Crimehands.com zu »Max Rhode: Die Blutschule« 13.02.2016
Max Rhode gibt es gar nicht. Er ist ein Pseudonym von Sebastian Fitzek, der sein Horror-Debut mit der „Blutschule“ feiert. Ein Buch, das komplett anders ist, als die meisten anderen Bücher Fitzeks – nein, nicht nur weil es ein anderes Genre ist. Fitzek schaffte es zwar in den meisten seiner anderen Werken, den Leser im ersten Drittel der Geschichte zu fesseln, danach flaute die Spannung allerdings zumeist ab. Das sind zumindest meine Erfahrungen mit Fitzek-Büchern.

Nicht aber so bei „Die Blutschule“, das ein Pageturner sondergleichen ist, welchen man in höchstens drei Tagen durch hat. Was allerdings auffällt, ist, dass der Kern der Geschichte erst zirka bei der Hälfte des Buches beginnt, was den Eindruck vermittelt, als hätte Fitzek alias Rhode zwar eine Idee gehabt, aber zu viele leere Seiten, also, dachte sich der Autor wohl, machen wir vorher noch ein bisschen Geplänkel. Es passt zwar alles zusammen, weil ohne diesen Vorlauf die restliche Handlung wenig Sinn ergäbe, aber so viele Seiten dafür zu verplempern war wohl nicht nötig – die Hälfte davon hätte allemal gereicht.

Es verwundert deshalb, dass trotz allem das Spannungsniveau über die ganze Zeit, die dieses Buch einnimmt – und das ist nicht viel –, permanent hochgehalten werden kann.

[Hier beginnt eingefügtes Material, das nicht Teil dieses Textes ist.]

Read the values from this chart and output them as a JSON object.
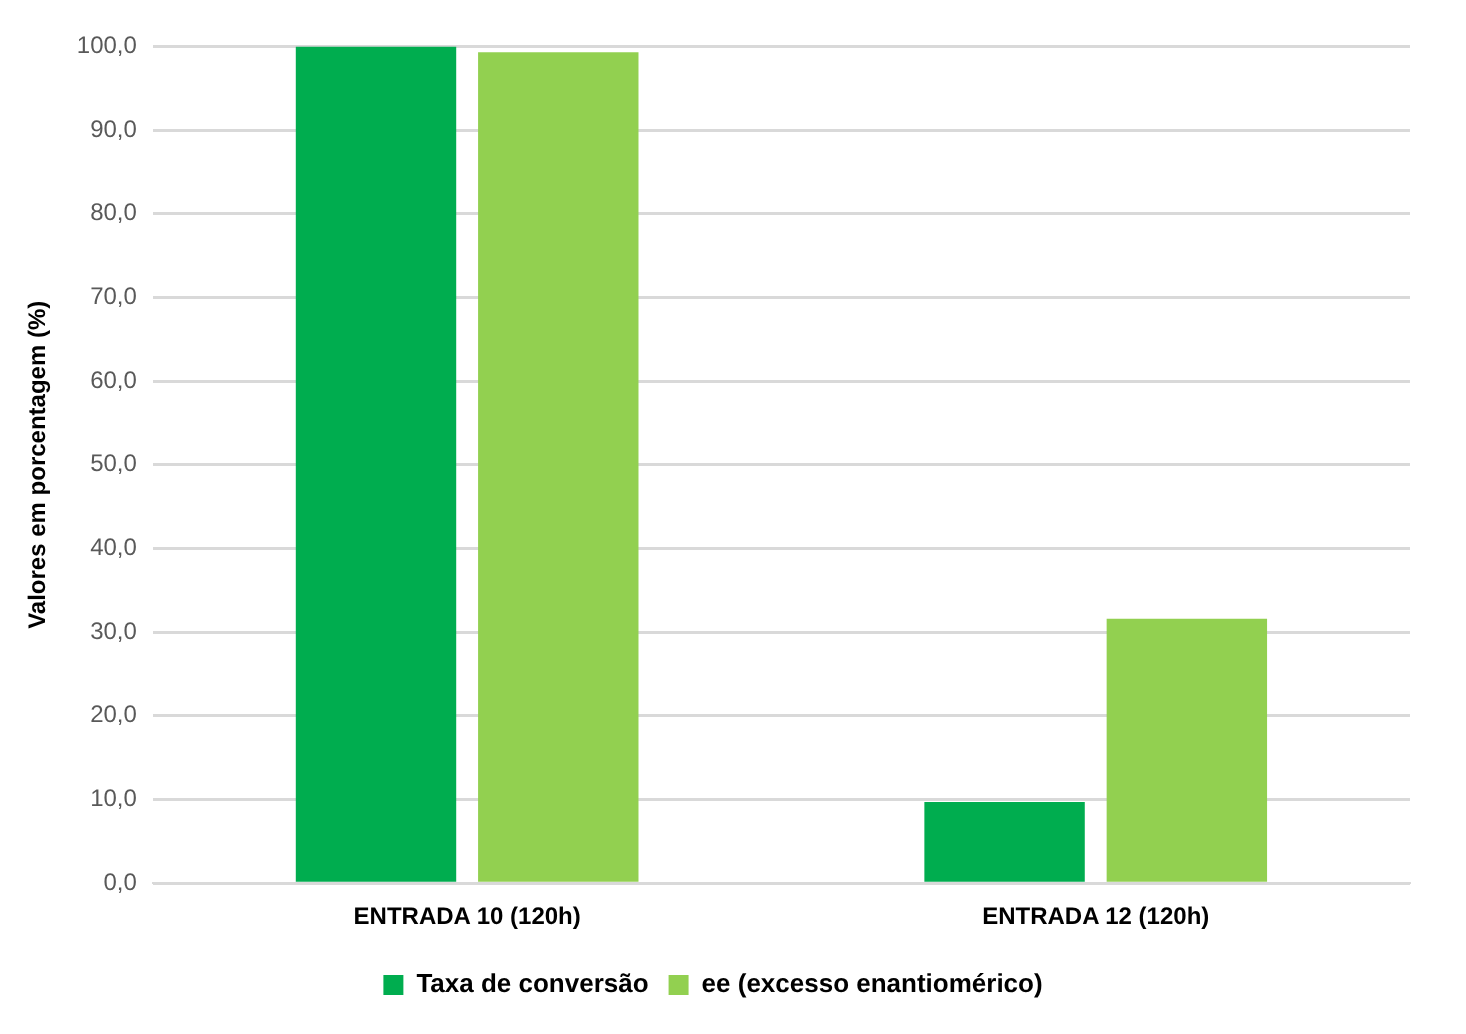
{
  "chart_data": {
    "type": "bar",
    "ylabel": "Valores em porcentagem (%)",
    "categories": [
      "ENTRADA 10 (120h)",
      "ENTRADA 12 (120h)"
    ],
    "series": [
      {
        "name": "Taxa de conversão",
        "color": "#00ad4f",
        "values": [
          100,
          9.7
        ]
      },
      {
        "name": "ee (excesso enantiomérico)",
        "color": "#92d050",
        "values": [
          99.3,
          31.6
        ]
      }
    ],
    "ylim": [
      0,
      100
    ],
    "yticks": [
      {
        "value": 0,
        "label": "0,0"
      },
      {
        "value": 10,
        "label": "10,0"
      },
      {
        "value": 20,
        "label": "20,0"
      },
      {
        "value": 30,
        "label": "30,0"
      },
      {
        "value": 40,
        "label": "40,0"
      },
      {
        "value": 50,
        "label": "50,0"
      },
      {
        "value": 60,
        "label": "60,0"
      },
      {
        "value": 70,
        "label": "70,0"
      },
      {
        "value": 80,
        "label": "80,0"
      },
      {
        "value": 90,
        "label": "90,0"
      },
      {
        "value": 100,
        "label": "100,0"
      }
    ],
    "grid": "y",
    "legend": "bottom"
  }
}
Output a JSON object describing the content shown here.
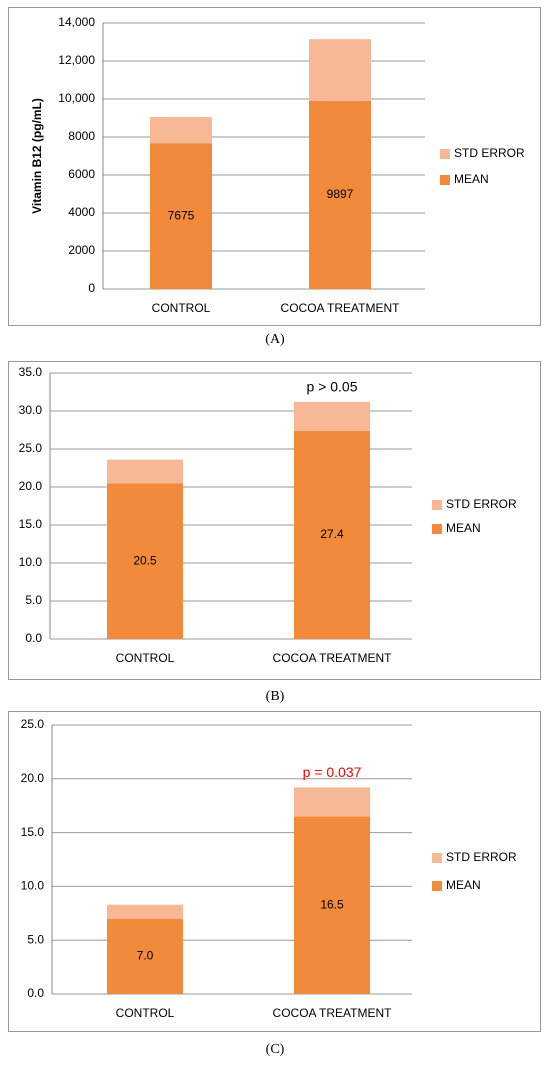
{
  "chart_data": [
    {
      "type": "bar",
      "stacked": true,
      "caption": "(A)",
      "ylabel": "Vitamin B12 (pg/mL)",
      "categories": [
        "CONTROL",
        "COCOA TREATMENT"
      ],
      "series": [
        {
          "name": "MEAN",
          "color": "#f28a3c",
          "values": [
            7675,
            9897
          ]
        },
        {
          "name": "STD ERROR",
          "color": "#f9b895",
          "values": [
            1375,
            3250
          ]
        }
      ],
      "ylim": [
        0,
        14000
      ],
      "yticks": [
        0,
        2000,
        4000,
        6000,
        8000,
        {
          "value": 10000,
          "label": "10,000"
        },
        {
          "value": 12000,
          "label": "12,000"
        },
        {
          "value": 14000,
          "label": "14,000"
        }
      ],
      "grid": true,
      "legend": "right"
    },
    {
      "type": "bar",
      "stacked": true,
      "caption": "(B)",
      "categories": [
        "CONTROL",
        "COCOA TREATMENT"
      ],
      "series": [
        {
          "name": "MEAN",
          "color": "#f28a3c",
          "values": [
            20.5,
            27.4
          ],
          "value_labels": [
            "20.5",
            "27.4"
          ]
        },
        {
          "name": "STD ERROR",
          "color": "#f9b895",
          "values": [
            3.1,
            3.8
          ]
        }
      ],
      "ylim": [
        0,
        35
      ],
      "yticks": [
        {
          "value": 0,
          "label": "0.0"
        },
        {
          "value": 5,
          "label": "5.0"
        },
        {
          "value": 10,
          "label": "10.0"
        },
        {
          "value": 15,
          "label": "15.0"
        },
        {
          "value": 20,
          "label": "20.0"
        },
        {
          "value": 25,
          "label": "25.0"
        },
        {
          "value": 30,
          "label": "30.0"
        },
        {
          "value": 35,
          "label": "35.0"
        }
      ],
      "annotation": {
        "text": "p > 0.05",
        "color": "#000000"
      },
      "grid": true,
      "legend": "right"
    },
    {
      "type": "bar",
      "stacked": true,
      "caption": "(C)",
      "categories": [
        "CONTROL",
        "COCOA TREATMENT"
      ],
      "series": [
        {
          "name": "MEAN",
          "color": "#f28a3c",
          "values": [
            7.0,
            16.5
          ],
          "value_labels": [
            "7.0",
            "16.5"
          ]
        },
        {
          "name": "STD ERROR",
          "color": "#f9b895",
          "values": [
            1.3,
            2.7
          ]
        }
      ],
      "ylim": [
        0,
        25
      ],
      "yticks": [
        {
          "value": 0,
          "label": "0.0"
        },
        {
          "value": 5,
          "label": "5.0"
        },
        {
          "value": 10,
          "label": "10.0"
        },
        {
          "value": 15,
          "label": "15.0"
        },
        {
          "value": 20,
          "label": "20.0"
        },
        {
          "value": 25,
          "label": "25.0"
        }
      ],
      "annotation": {
        "text": "p = 0.037",
        "color": "#ff0000"
      },
      "grid": true,
      "legend": "right"
    }
  ]
}
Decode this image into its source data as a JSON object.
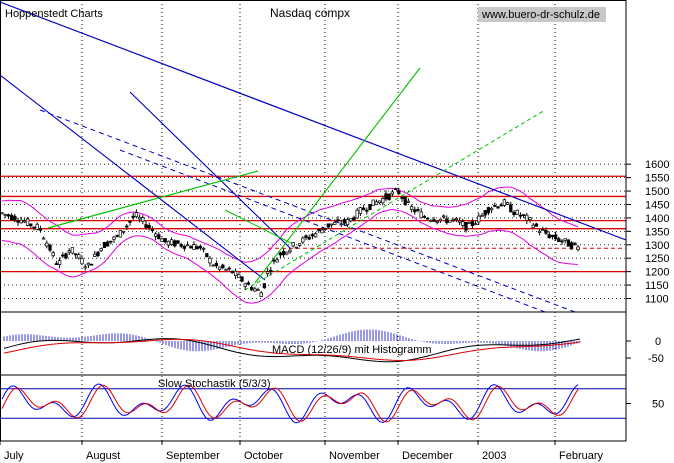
{
  "header": {
    "source": "Hoppenstedt Charts",
    "title": "Nasdaq compx",
    "website": "www.buero-dr-schulz.de"
  },
  "colors": {
    "background": "#ffffff",
    "resistance_lines": "#dd0000",
    "bollinger_bands": "#e000e0",
    "long_trend": "#0000c0",
    "up_trend": "#00c000",
    "candles": "#000000",
    "macd_histogram": "#3333cc",
    "macd_line": "#000000",
    "macd_signal": "#dd0000",
    "stoch_k": "#0000ee",
    "stoch_d": "#dd0000"
  },
  "chart_data": [
    {
      "type": "candlestick",
      "panel": "price",
      "title": "Nasdaq compx",
      "y_ticks": [
        1100,
        1150,
        1200,
        1250,
        1300,
        1350,
        1400,
        1450,
        1500,
        1550,
        1600
      ],
      "ylim": [
        1080,
        1680
      ],
      "x_months": [
        "July",
        "August",
        "September",
        "October",
        "November",
        "December",
        "2003",
        "February"
      ],
      "grid": true,
      "horizontal_levels": [
        1200,
        1360,
        1390,
        1480,
        1555
      ],
      "dashed_level": 1287,
      "last_close": 1282,
      "low_point": 1114,
      "high_point": 1521
    },
    {
      "type": "line",
      "panel": "macd",
      "title": "MACD (12/26/9) mit Histogramm",
      "y_ticks": [
        0,
        -50
      ],
      "series": [
        {
          "name": "MACD"
        },
        {
          "name": "Signal"
        },
        {
          "name": "Histogramm"
        }
      ]
    },
    {
      "type": "line",
      "panel": "stochastic",
      "title": "Slow Stochastik (5/3/3)",
      "y_ticks": [
        50
      ],
      "levels": [
        80,
        20
      ],
      "series": [
        {
          "name": "%K"
        },
        {
          "name": "%D"
        }
      ]
    }
  ]
}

Man hat irgendwie dennoch das Gefühl, dass man es mit einem ganz anderen Autor zu tun hat. Fitzek hat mit Max Rhode eine Figur erschaffen, die, zumindest scheint es so, völlig selbständig agiert und sich im Horror-Genre einen Namen machen kann, der seinem Erschaffer ebenbürtig ist. Ich jedenfalls freue mich schon jetzt auf weitere blutrünstige Romane von Max Rhode.